Mentre parla, una bufala esce dal parco nella strada; egli corre e la chiama quasi cantando: -Chi comanda–. È il nome della bufala, è anzi la prima parte del nome della bufala, cui segue la così detta «’a vutata », che Cosimo dice che è il cognome: – Chi comanda … chi comanda non suda -; la bufala, così richiamata, rientra nel parco.

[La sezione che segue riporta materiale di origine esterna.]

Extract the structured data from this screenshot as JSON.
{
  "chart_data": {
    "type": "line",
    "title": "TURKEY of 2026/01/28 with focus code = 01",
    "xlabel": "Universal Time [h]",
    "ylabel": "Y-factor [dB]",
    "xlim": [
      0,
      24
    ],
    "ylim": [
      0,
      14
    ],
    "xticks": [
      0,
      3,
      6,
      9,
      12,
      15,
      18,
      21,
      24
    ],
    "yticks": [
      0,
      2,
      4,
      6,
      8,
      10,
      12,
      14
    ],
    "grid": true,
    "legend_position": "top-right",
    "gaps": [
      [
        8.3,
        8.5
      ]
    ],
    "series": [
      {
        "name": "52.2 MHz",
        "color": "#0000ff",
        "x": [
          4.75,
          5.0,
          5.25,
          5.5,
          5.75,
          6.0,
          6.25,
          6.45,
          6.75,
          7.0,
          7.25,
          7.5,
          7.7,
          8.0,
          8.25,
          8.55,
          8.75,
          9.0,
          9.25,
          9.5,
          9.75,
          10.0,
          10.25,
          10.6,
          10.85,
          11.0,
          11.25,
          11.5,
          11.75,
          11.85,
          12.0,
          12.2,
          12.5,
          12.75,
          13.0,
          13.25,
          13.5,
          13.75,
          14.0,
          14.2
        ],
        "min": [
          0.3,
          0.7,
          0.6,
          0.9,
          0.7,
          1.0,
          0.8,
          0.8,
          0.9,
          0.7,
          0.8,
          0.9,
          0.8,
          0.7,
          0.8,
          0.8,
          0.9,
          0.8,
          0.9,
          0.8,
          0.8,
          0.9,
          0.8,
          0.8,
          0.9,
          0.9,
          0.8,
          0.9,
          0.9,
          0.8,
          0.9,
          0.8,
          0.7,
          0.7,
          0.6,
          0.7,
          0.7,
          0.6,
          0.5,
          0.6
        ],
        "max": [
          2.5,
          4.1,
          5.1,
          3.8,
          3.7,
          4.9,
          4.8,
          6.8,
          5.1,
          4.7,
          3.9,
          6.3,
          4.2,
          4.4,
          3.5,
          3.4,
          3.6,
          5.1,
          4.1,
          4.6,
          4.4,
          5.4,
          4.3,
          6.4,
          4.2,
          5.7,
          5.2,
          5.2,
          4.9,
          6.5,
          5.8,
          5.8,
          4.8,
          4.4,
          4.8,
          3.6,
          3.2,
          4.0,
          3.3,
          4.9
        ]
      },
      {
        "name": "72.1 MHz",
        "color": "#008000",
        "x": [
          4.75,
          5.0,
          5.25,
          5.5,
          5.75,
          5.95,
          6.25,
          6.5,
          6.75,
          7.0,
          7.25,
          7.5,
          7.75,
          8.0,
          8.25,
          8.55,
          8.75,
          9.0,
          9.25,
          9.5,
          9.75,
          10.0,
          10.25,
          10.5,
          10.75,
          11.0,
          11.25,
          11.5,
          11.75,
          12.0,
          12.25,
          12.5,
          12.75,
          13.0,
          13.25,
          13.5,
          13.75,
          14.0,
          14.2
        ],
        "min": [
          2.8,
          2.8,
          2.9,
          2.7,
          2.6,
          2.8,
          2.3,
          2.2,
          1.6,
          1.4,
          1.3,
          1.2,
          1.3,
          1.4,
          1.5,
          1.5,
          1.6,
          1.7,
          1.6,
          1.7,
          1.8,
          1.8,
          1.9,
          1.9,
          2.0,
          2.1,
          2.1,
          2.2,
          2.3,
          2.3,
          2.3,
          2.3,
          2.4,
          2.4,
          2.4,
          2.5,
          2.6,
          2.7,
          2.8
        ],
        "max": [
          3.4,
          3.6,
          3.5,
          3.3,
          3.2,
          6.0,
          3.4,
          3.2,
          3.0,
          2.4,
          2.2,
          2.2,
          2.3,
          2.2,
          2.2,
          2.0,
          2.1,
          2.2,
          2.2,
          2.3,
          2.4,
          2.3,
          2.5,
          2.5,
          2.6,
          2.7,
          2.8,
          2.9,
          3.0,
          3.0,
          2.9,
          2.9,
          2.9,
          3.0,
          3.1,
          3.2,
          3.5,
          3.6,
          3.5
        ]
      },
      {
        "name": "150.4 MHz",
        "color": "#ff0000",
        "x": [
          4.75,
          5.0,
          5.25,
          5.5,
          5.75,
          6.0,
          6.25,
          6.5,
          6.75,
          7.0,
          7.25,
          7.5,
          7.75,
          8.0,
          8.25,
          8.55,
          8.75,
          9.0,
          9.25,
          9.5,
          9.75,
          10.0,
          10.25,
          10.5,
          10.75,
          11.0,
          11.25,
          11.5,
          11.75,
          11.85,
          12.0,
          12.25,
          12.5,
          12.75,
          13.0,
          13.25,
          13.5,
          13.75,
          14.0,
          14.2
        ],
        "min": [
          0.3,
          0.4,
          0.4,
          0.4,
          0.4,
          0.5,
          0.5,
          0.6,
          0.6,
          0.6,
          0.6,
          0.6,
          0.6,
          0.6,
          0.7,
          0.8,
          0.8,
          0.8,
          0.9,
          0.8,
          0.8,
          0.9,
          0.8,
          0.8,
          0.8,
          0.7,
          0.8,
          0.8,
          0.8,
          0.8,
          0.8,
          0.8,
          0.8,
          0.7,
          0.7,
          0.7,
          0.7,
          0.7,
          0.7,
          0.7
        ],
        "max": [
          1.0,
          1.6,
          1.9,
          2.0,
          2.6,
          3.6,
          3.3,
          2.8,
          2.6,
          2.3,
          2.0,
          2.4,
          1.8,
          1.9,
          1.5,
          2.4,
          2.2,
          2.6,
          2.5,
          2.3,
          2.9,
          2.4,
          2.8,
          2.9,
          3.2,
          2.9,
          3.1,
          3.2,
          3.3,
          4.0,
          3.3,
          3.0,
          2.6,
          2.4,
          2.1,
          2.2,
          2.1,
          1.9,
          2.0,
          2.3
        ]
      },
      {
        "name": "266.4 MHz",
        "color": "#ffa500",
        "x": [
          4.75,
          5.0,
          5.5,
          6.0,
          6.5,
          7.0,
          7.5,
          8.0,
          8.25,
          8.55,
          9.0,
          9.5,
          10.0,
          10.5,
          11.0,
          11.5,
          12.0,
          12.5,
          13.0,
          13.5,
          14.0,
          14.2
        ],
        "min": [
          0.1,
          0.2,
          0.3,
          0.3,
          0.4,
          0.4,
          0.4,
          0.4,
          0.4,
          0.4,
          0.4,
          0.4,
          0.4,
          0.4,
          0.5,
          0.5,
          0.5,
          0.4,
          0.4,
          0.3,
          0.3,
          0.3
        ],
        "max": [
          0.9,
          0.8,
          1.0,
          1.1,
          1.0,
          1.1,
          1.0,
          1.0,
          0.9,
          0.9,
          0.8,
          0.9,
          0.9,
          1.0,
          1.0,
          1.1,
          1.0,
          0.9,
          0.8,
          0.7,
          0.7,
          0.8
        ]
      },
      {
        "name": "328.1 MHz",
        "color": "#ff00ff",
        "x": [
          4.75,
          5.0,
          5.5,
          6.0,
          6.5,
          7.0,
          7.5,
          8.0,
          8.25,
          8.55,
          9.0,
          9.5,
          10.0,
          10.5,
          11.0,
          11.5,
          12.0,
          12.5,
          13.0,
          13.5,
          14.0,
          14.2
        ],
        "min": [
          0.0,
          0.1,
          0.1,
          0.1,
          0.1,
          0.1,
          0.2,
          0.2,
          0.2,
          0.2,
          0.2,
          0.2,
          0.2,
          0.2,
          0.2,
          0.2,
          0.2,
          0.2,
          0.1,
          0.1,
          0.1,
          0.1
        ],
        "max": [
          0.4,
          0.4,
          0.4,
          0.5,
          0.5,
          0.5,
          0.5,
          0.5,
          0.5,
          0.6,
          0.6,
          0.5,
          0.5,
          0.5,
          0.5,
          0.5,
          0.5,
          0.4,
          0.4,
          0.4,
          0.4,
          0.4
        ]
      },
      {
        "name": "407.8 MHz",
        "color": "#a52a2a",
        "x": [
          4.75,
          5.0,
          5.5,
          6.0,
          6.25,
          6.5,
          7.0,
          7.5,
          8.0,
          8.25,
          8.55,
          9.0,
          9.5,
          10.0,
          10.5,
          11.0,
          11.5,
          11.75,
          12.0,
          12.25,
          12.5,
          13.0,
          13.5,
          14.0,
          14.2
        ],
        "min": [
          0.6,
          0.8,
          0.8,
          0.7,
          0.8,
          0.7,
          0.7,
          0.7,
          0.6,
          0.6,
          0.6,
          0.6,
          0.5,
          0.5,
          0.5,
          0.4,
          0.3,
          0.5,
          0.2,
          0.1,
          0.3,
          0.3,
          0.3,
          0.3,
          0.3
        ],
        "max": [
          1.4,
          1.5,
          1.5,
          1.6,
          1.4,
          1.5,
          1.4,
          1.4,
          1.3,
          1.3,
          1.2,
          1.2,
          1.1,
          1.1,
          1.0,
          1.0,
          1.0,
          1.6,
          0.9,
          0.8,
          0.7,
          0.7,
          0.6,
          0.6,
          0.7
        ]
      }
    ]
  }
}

– Uno che comanda, mi spiega Cosimo, e dice a un altro « fa la tale cosa », quello non suda a dire quella parola, invece suda quello che fatica.
Le bufale bevono e si coricano nell’acqua e si rinfrescano, le tengo un’ora, e io mangio il pane e vado a fare un pomodoro e bevo l’acqua dai parzunali[1] che la portano e, quando loro non ci sono, sto senza bere e la sera se ne parla. L’acqua c’ è ma è lontana e ci impiego un quarto d’ora fino alla fontana con la bicicletta, ma non posso abbandonare le bufale, che possono andare ai pomodori a far danno e anche in parchi estranei e il padrone poi viene vicino a me a cercare ragione. Quando le bufale stanno con la pancia vacante «alluccano»[2]: noi, quando abbiamo la pancia vacante, non andiamo a trovare qualcosa dove si vende? Così loro: trovano l’erba buona e si fermano. lo sono bufalaro aiutante massaro. Ma non abbiamo fatto nessun contratto con qualifica, cominciai a pascere i porci a 13 anni, il padrone mi disse: – vieni per pochi giorni -, e poi sono rimasto. Verso l’una porto le bufale al parco fino alle quattro e mezza e me ne accorgo dal sole verso le montagne dei paesi:
Montecorvino, Altavilla, Albanella, li conosco a nome ma non ci sono andato, come pure Ifuni (Giffoni), Cam- pagna …
Poi le porto nel parco chiuso, dove c’ è ormai poca erba perché hanno già mangiato, e me ne vado alla masseria, dove lavo i bidoni per il latte, mungo se ci sono le vacche da mungere, preparo il carrozzino a don Alberto per farlo andare via, a Battipaglia. Fatte tutte le cose, vado a casa distante un chilometro dalla masseria.
La casa è anche di don Alberto, fittata, di due stanze e la cucina e siamo cinque persone con mamma. C’ è il pozzo per l’acqua. Mangiamo maccheroni, pasta c patate, pasta e fagioli, minestra, vino la domenica, carne mai, proprio qualche volta quando viene una festa, quando muore una bufala. Mia madre deve comprare la mozzarella dal caseificio. Burro mai ne pigliamo, la ricotta quando è una festa. Noi a cose di latte non ci andiamo appresso. Io il latte lo mangio quando dice, poi stufa.
La sera qualche volta facciamo una pazziella, «u ttì e a qua» che è il giuoco a nascondere; tutti i giovanotti delle altre masserie là attorno, raccontiamo un conto di fatti dei vecchi all’antica, io non ne so, e fatti di cinema di chi l’ ha visto.
Quando sto così che guardo le bufale penso a tanti che vanno camminando alla spasso. Passa una macchina e penso «quello se ne va nella macchina e io fatico e guardo le bufale ». Quelli che stanno assettati avanti al bar, si accattano l’aranciata, il caffè, tante cose, e quelli che vanno a cinema tutte le sere, loro possono; io posso un gelato, quando passa la vespa da qui con i gelati; da qualche anno cominciano a venire con la vespa a vendere i gelati in campagna.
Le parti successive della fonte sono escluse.